Development and key technology of ultra-high-speed grinding


Ultra-high-speed grinding usually refers to grinding with a grinding wheel speed greater than 150m/s. Ultra-high-speed grinding has developed rapidly in developed countries such as Europe, Japan and the United States, and is known as "the peak of modern grinding technology". The International Society for Production Engineering (CIRP) has identified it as a central research direction for the 21st century and has conducted some notable collaborative research. Ultra-high-speed grinding can achieve ductile grinding for hard and brittle materials, and also has good grinding performance for hard-to-grind materials such as high plasticity. Compared with ordinary grinding, ultra-high-speed grinding shows great advantages:

Greatly improve the grinding efficiency and reduce the number of equipment used. For example, using electroplated CBN grinding wheel to grind the crankshaft of a lawn mower at a high speed of 123m/s, it used to require 6 turning and 3 grinding processes, but now only 3 grinding processes are required, the production time is reduced by 65%, and 180 can be processed per hour. pieces. Another example is that people use ordinary grinding wheels to efficiently grind hardened low carbon steel 42CrMo4 at a speed of 125m/s, and the removal rate is 167mm³/mms, which is 11 times larger than creep feed grinding.

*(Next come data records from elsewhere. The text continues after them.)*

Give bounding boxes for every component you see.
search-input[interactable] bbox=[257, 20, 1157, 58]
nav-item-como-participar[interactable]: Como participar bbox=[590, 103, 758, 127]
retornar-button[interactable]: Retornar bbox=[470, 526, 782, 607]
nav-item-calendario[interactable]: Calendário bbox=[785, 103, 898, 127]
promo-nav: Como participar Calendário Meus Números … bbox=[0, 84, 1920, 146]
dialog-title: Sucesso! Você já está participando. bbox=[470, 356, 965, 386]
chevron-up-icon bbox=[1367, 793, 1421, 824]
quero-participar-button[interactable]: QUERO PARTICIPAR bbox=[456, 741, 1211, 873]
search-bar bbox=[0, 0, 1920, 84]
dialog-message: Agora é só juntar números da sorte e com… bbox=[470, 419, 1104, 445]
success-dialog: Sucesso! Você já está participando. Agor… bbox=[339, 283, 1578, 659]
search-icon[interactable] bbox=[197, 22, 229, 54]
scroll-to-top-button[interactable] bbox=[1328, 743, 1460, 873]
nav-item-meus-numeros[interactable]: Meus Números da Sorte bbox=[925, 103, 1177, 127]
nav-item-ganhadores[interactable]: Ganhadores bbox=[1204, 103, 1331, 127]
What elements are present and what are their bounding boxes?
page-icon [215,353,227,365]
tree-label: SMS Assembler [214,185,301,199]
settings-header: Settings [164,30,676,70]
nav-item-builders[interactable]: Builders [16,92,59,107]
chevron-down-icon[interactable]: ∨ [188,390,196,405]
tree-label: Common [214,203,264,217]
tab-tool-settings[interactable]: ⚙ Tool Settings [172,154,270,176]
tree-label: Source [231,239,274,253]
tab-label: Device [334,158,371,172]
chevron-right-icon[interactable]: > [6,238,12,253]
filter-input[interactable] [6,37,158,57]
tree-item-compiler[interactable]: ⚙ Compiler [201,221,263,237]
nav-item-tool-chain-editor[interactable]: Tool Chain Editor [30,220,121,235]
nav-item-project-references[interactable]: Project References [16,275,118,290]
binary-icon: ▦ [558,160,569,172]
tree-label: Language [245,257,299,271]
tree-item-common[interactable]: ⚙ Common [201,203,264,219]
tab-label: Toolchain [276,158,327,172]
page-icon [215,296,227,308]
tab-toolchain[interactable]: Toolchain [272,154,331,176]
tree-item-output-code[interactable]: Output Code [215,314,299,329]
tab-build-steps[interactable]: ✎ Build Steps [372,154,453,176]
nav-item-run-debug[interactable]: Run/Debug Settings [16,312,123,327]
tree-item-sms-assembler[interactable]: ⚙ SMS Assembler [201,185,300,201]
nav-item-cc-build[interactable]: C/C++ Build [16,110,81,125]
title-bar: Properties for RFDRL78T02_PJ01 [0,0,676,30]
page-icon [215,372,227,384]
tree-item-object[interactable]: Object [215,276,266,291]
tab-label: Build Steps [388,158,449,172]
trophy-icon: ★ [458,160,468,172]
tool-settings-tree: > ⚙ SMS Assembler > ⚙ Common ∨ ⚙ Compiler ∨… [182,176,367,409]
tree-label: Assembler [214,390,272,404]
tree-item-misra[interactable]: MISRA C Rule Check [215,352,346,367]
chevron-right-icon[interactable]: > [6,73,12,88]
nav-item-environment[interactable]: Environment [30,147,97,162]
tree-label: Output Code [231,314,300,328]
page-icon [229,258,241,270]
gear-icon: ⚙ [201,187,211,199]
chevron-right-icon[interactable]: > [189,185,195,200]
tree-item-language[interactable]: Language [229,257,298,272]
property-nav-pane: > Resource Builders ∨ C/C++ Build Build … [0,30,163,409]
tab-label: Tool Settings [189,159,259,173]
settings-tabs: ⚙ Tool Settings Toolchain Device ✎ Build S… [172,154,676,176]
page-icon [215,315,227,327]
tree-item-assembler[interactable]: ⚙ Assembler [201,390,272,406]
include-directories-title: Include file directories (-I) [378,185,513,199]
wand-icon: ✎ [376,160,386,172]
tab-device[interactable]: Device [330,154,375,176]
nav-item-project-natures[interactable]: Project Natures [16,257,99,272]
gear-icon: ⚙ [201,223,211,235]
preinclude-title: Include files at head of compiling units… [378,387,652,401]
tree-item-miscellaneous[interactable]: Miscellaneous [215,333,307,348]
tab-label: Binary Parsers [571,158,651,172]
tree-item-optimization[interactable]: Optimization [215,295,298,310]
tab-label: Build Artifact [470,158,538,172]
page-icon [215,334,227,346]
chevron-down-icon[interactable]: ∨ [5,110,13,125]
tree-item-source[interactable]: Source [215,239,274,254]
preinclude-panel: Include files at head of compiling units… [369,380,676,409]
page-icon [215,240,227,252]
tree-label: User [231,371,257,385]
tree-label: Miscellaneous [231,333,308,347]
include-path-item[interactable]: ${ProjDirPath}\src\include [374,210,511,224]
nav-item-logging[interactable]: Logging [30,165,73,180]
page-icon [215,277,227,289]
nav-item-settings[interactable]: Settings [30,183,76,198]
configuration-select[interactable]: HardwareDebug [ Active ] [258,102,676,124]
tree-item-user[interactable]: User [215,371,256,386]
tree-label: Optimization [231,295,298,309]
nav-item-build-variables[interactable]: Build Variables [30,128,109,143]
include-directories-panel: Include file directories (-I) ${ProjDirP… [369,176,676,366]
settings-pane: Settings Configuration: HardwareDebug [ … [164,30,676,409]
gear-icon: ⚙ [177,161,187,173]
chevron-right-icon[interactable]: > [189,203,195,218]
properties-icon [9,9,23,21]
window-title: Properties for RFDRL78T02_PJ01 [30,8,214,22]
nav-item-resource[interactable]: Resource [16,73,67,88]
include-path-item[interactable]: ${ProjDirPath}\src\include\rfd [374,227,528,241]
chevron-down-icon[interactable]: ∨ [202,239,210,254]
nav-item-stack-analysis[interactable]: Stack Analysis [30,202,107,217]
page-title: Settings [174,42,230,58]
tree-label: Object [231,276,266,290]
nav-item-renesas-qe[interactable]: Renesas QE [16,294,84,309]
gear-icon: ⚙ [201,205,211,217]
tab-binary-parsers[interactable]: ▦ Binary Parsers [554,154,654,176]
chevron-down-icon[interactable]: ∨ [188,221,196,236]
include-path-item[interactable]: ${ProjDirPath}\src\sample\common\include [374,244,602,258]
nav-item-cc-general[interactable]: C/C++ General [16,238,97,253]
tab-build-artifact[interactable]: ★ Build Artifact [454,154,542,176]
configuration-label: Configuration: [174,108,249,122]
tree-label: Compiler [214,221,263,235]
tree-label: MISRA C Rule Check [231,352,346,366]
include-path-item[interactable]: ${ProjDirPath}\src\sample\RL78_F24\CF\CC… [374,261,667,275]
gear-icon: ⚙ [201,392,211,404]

The grinding force is small and the machining accuracy of the parts is high. Tests at speeds below 360 m/s show that in a narrow speed range (180-200 m/s), the friction state changes sharply from solid to liquid, and the grinding force decreases sharply. In the high-speed grinding test of 45 steel and 20Cr steel with single abrasive grains, the author found that the friction coefficient decreases greatly with the increase of the speed below the critical speed; after the critical speed is exceeded, the friction coefficient decreases slightly with the increase of the speed. There is an increase.